Transition | Transmission 5: my baby’s in there, someplace 

Time to take a quick breather and regroup. The intent of this project is to craft a playlist of David Bowie’s deeper cuts for beginners – an anti-‘best of’ anthology, a ‘great hits’ rather than ‘greatest hits’. We’re going backwards from 2016, reversing our way through to the late 1960s before pivoting and coming back to where it all ends. 

We’re now a handful of entries in, and covered two-and-a-half decades’ worth of music in that time. While the later sections of transition | transmission are constantly being tweaked, the track list is looking to be around 42 tracks in all, totalling three hours. And that is, as a reminder, only taking one or two tracks from each of Bowie’s studio albums, and skipping soundtracks and side projects. The man’s back catalogue is a force to be reckoned with. 

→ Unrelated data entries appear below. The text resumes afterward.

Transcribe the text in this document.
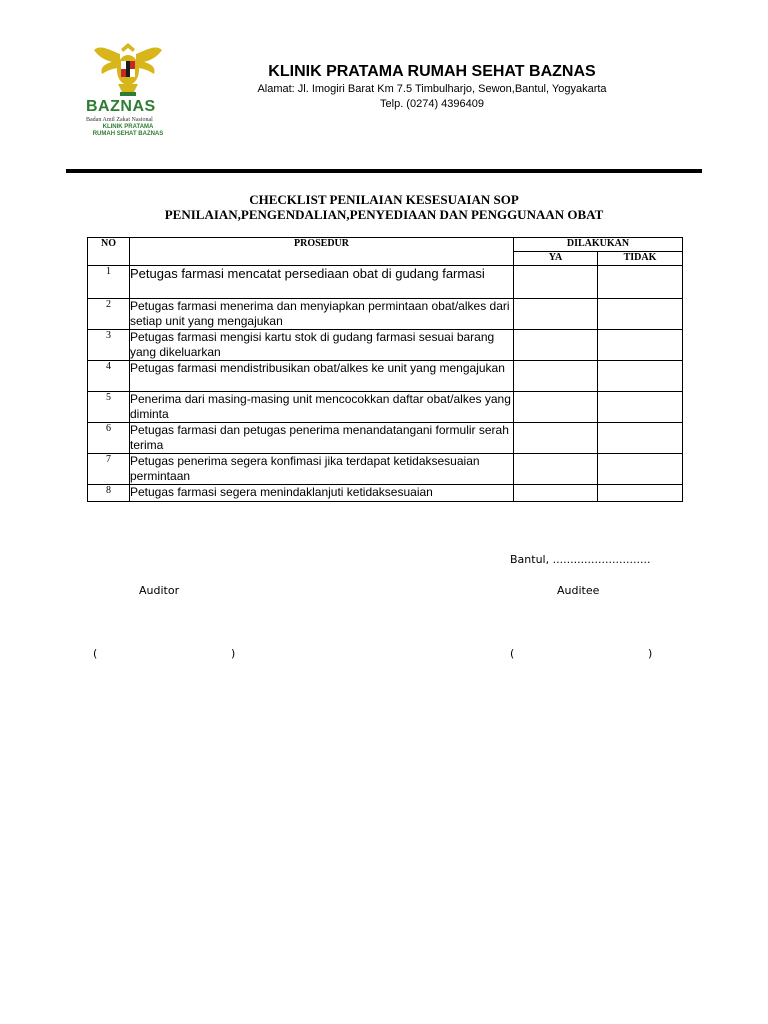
BAZNAS
Badan Amil Zakat Nasional
KLINIK PRATAMA
RUMAH SEHAT BAZNAS
KLINIK PRATAMA RUMAH SEHAT BAZNAS
Alamat: Jl. Imogiri Barat Km 7.5 Timbulharjo, Sewon,Bantul, Yogyakarta
Telp. (0274) 4396409
CHECKLIST PENILAIAN KESESUAIAN SOP
PENILAIAN,PENGENDALIAN,PENYEDIAAN DAN PENGGUNAAN OBAT
NO	PROSEDUR	DILAKUKAN	
		YA	TIDAK
1	Petugas farmasi mencatat persediaan obat di gudang farmasi		
2	Petugas farmasi menerima dan menyiapkan permintaan obat/alkes dari setiap unit yang mengajukan		
3	Petugas farmasi mengisi kartu stok di gudang farmasi sesuai barang yang dikeluarkan		
4	Petugas farmasi mendistribusikan obat/alkes ke unit yang mengajukan		
5	Penerima dari masing-masing unit mencocokkan daftar obat/alkes yang diminta		
6	Petugas farmasi dan petugas penerima menandatangani formulir serah terima		
7	Petugas penerima segera konfimasi jika terdapat ketidaksesuaian permintaan		
8	Petugas farmasi segera menindaklanjuti ketidaksesuaian		
Bantul, ............................
Auditor	Auditee
(	)	(	)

If I’m to take a quick breather, it’s about now; if I add another short (but important) song to this section, my back-of-the-envelope maths tells me that we’re up to an hour or so of music. That’s a baker’s dozen of songs in the first third of the playlist, and an excellent point for folk to compile their mixtape, download their iTunes tracks, pick through Spotify or otherwise obtain these songs and have a listen to them, back to back.

As a reminder, the songs to date are;

1. Lazarus (from Blackstar, 2016)

2. You Feel So Lonely You Could Die (The Next Day, 2013)

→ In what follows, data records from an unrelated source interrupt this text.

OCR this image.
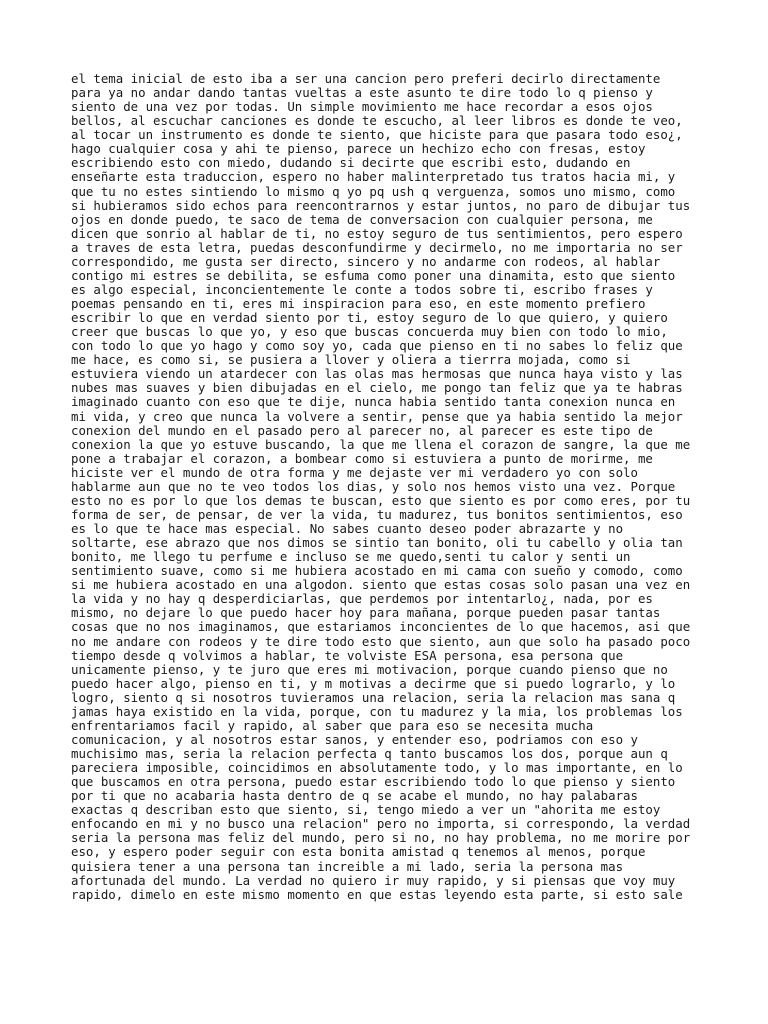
el tema inicial de esto iba a ser una cancion pero preferi decirlo directamente
para ya no andar dando tantas vueltas a este asunto te dire todo lo q pienso y
siento de una vez por todas. Un simple movimiento me hace recordar a esos ojos
bellos, al escuchar canciones es donde te escucho, al leer libros es donde te veo,
al tocar un instrumento es donde te siento, que hiciste para que pasara todo eso¿,
hago cualquier cosa y ahi te pienso, parece un hechizo echo con fresas, estoy
escribiendo esto con miedo, dudando si decirte que escribi esto, dudando en
enseñarte esta traduccion, espero no haber malinterpretado tus tratos hacia mi, y
que tu no estes sintiendo lo mismo q yo pq ush q verguenza, somos uno mismo, como
si hubieramos sido echos para reencontrarnos y estar juntos, no paro de dibujar tus
ojos en donde puedo, te saco de tema de conversacion con cualquier persona, me
dicen que sonrio al hablar de ti, no estoy seguro de tus sentimientos, pero espero
a traves de esta letra, puedas desconfundirme y decirmelo, no me importaria no ser
correspondido, me gusta ser directo, sincero y no andarme con rodeos, al hablar
contigo mi estres se debilita, se esfuma como poner una dinamita, esto que siento
es algo especial, inconcientemente le conte a todos sobre ti, escribo frases y
poemas pensando en ti, eres mi inspiracion para eso, en este momento prefiero
escribir lo que en verdad siento por ti, estoy seguro de lo que quiero, y quiero
creer que buscas lo que yo, y eso que buscas concuerda muy bien con todo lo mio,
con todo lo que yo hago y como soy yo, cada que pienso en ti no sabes lo feliz que
me hace, es como si, se pusiera a llover y oliera a tierrra mojada, como si
estuviera viendo un atardecer con las olas mas hermosas que nunca haya visto y las
nubes mas suaves y bien dibujadas en el cielo, me pongo tan feliz que ya te habras
imaginado cuanto con eso que te dije, nunca habia sentido tanta conexion nunca en
mi vida, y creo que nunca la volvere a sentir, pense que ya habia sentido la mejor
conexion del mundo en el pasado pero al parecer no, al parecer es este tipo de
conexion la que yo estuve buscando, la que me llena el corazon de sangre, la que me
pone a trabajar el corazon, a bombear como si estuviera a punto de morirme, me
hiciste ver el mundo de otra forma y me dejaste ver mi verdadero yo con solo
hablarme aun que no te veo todos los dias, y solo nos hemos visto una vez. Porque
esto no es por lo que los demas te buscan, esto que siento es por como eres, por tu
forma de ser, de pensar, de ver la vida, tu madurez, tus bonitos sentimientos, eso
es lo que te hace mas especial. No sabes cuanto deseo poder abrazarte y no
soltarte, ese abrazo que nos dimos se sintio tan bonito, oli tu cabello y olia tan
bonito, me llego tu perfume e incluso se me quedo,senti tu calor y senti un
sentimiento suave, como si me hubiera acostado en mi cama con sueño y comodo, como
si me hubiera acostado en una algodon. siento que estas cosas solo pasan una vez en
la vida y no hay q desperdiciarlas, que perdemos por intentarlo¿, nada, por es
mismo, no dejare lo que puedo hacer hoy para mañana, porque pueden pasar tantas
cosas que no nos imaginamos, que estariamos inconcientes de lo que hacemos, asi que
no me andare con rodeos y te dire todo esto que siento, aun que solo ha pasado poco
tiempo desde q volvimos a hablar, te volviste ESA persona, esa persona que
unicamente pienso, y te juro que eres mi motivacion, porque cuando pienso que no
puedo hacer algo, pienso en ti, y m motivas a decirme que si puedo lograrlo, y lo
logro, siento q si nosotros tuvieramos una relacion, seria la relacion mas sana q
jamas haya existido en la vida, porque, con tu madurez y la mia, los problemas los
enfrentariamos facil y rapido, al saber que para eso se necesita mucha
comunicacion, y al nosotros estar sanos, y entender eso, podriamos con eso y
muchisimo mas, seria la relacion perfecta q tanto buscamos los dos, porque aun q
pareciera imposible, coincidimos en absolutamente todo, y lo mas importante, en lo
que buscamos en otra persona, puedo estar escribiendo todo lo que pienso y siento
por ti que no acabaria hasta dentro de q se acabe el mundo, no hay palabaras
exactas q describan esto que siento, si, tengo miedo a ver un "ahorita me estoy
enfocando en mi y no busco una relacion" pero no importa, si correspondo, la verdad
seria la persona mas feliz del mundo, pero si no, no hay problema, no me morire por
eso, y espero poder seguir con esta bonita amistad q tenemos al menos, porque
quisiera tener a una persona tan increible a mi lado, seria la persona mas
afortunada del mundo. La verdad no quiero ir muy rapido, y si piensas que voy muy
rapido, dimelo en este mismo momento en que estas leyendo esta parte, si esto sale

3. Fall Dog Bombs The Moon (Reality, 2003)

4. I’ve Been Waiting For You (Heathen, 2002)

5. Something in the Air (‘hours…‘, 1999)

6. Seven Years in Tibet (Earthling, 1997)

7. Dead Man Walking (Earthling)

8. No Control (1. Outside, 1995)

9. Miracle Goodnight (Black Tie White Noise, 1993)

10. Cat People (Putting Out Fire) (Let’s Dance, 1983)

11. It’s No Game (Part 1) (Scary Monsters, 1980)

12. Up The Hill Backwards (Scary Monsters)

13. TVC15 (Station to Station, 1976)

  Skipping right past the so-called Berlin trilogy, which I’ll cover in a few weeks, I couldn’t pull this deep cuts playlist together without featuring the song that gives this collection its name. TVC15 is a jaunty little number that is often swamped by the titans on this album – the epic title track, the brilliance of ‘Golden Years’ and the powerful ‘Wild is the Wind’. A brief tale of a man whose girlfriend is willingly swallowed by his “quadrophonic… hologramic… demonic” television, TVC15 is Bowie at his gonzo best.